The Modern Data Platform Design: a tool agnostic approach
--
The big data echosystem is still too big! There I said it. I still remember seeing this post years ago and as a young and upcoming data scientist and it resonated with me. When I tried to keep up to date with all the advancements in data infrastructure I felt overwhelmed by the breadth of tools, resource to learn about. As I gained experience in the domain, I soon realised that when designing then building or maintaining data platforms, tools matter less than use cases. Use cases are more stable than tools. How do you leverage use cases so that they become generic enough to be useful for design: by developing abstraction layers.
I have been thinking about this for a while, at first my layers were too specific which meant that they were not always reusable. I refined them over time with the learning stemming from building data platforms.

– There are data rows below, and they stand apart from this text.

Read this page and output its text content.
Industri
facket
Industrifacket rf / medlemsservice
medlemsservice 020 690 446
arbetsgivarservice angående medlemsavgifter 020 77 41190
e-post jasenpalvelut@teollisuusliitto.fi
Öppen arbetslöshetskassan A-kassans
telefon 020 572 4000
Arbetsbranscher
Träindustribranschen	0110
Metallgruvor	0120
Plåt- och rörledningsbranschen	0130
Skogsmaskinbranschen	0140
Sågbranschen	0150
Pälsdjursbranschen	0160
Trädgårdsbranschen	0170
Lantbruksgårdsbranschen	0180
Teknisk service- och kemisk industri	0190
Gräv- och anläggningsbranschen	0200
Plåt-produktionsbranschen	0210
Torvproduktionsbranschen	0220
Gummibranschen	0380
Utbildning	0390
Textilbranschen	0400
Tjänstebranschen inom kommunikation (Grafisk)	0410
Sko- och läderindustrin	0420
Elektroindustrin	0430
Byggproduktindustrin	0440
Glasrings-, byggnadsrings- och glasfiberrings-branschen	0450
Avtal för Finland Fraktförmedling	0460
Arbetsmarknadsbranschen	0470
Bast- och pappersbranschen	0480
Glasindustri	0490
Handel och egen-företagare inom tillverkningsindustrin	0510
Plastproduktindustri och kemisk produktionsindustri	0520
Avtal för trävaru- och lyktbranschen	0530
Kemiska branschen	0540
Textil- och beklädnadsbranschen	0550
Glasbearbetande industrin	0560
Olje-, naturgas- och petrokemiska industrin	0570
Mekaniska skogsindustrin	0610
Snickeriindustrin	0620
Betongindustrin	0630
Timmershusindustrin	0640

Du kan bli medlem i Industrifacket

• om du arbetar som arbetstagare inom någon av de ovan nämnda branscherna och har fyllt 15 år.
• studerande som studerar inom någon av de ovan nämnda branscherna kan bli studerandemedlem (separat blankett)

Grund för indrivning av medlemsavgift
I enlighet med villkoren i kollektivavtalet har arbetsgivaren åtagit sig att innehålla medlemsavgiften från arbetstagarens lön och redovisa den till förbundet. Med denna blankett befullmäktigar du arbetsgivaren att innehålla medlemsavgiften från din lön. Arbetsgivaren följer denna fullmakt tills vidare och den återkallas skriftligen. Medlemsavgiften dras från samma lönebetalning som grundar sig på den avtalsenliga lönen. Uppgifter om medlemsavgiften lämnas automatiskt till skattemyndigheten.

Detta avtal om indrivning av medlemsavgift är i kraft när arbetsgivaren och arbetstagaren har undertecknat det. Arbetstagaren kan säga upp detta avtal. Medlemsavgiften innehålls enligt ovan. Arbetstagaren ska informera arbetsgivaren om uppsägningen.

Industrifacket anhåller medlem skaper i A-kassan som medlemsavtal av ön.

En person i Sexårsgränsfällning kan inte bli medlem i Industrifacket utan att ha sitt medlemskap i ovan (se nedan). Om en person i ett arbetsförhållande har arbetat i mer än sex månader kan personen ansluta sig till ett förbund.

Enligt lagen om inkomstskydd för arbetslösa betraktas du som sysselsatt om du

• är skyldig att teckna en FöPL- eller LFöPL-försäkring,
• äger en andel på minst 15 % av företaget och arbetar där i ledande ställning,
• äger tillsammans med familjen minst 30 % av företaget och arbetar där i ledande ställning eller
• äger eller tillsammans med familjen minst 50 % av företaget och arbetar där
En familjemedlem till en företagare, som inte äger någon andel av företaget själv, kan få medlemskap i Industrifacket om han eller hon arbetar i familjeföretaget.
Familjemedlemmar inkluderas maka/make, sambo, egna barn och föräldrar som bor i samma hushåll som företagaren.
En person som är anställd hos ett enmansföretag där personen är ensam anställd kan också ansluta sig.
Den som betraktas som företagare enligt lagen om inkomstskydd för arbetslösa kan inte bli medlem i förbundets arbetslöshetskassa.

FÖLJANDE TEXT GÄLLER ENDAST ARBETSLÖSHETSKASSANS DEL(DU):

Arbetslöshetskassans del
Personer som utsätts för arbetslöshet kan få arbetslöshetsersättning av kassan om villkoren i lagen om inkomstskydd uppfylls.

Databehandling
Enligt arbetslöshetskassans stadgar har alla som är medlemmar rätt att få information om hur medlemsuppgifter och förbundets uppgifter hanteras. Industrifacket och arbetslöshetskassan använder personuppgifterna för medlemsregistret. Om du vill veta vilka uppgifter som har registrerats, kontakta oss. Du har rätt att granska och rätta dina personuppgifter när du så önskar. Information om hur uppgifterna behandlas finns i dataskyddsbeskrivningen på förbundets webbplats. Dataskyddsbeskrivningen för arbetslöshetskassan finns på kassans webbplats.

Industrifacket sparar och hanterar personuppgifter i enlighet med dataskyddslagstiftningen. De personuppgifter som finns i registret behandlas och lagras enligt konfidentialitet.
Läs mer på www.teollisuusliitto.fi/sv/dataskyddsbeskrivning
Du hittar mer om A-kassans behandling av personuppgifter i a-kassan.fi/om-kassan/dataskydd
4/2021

I ultimately identified the following:
- ingestion
- storage
- transform
- application
- execution
- governance
Ingestion
The first step towards using data effectively to help a business make decisions is gathering all the data from first, second and third parties into one place. The intelligence in BI is not possible without the learnings possible from joining and analysing data from multiple sources. The ingestion layers covers the tools that make possible the transfer of data from their sources to a centralised storage.
Before the widespread use of cloud data integration solutions, this work would be done via ad-hoc scripts and using orchestration tools (usually Airflow + Hadoop / Spark). As use cases became more and more standardised, cloud solutions have emerged that reduce considerably the engineering effort required to ingest well known data sources (Stitch, Fivetran, AirByte, Segment, …)
The emergence of engineering roles focusing on creating usable datasets for analysts has been the most critical additions to data roles in recent years
Storage
The storage layer is the essential piece of all data platforms. This is the central repository of all data that will ultimately…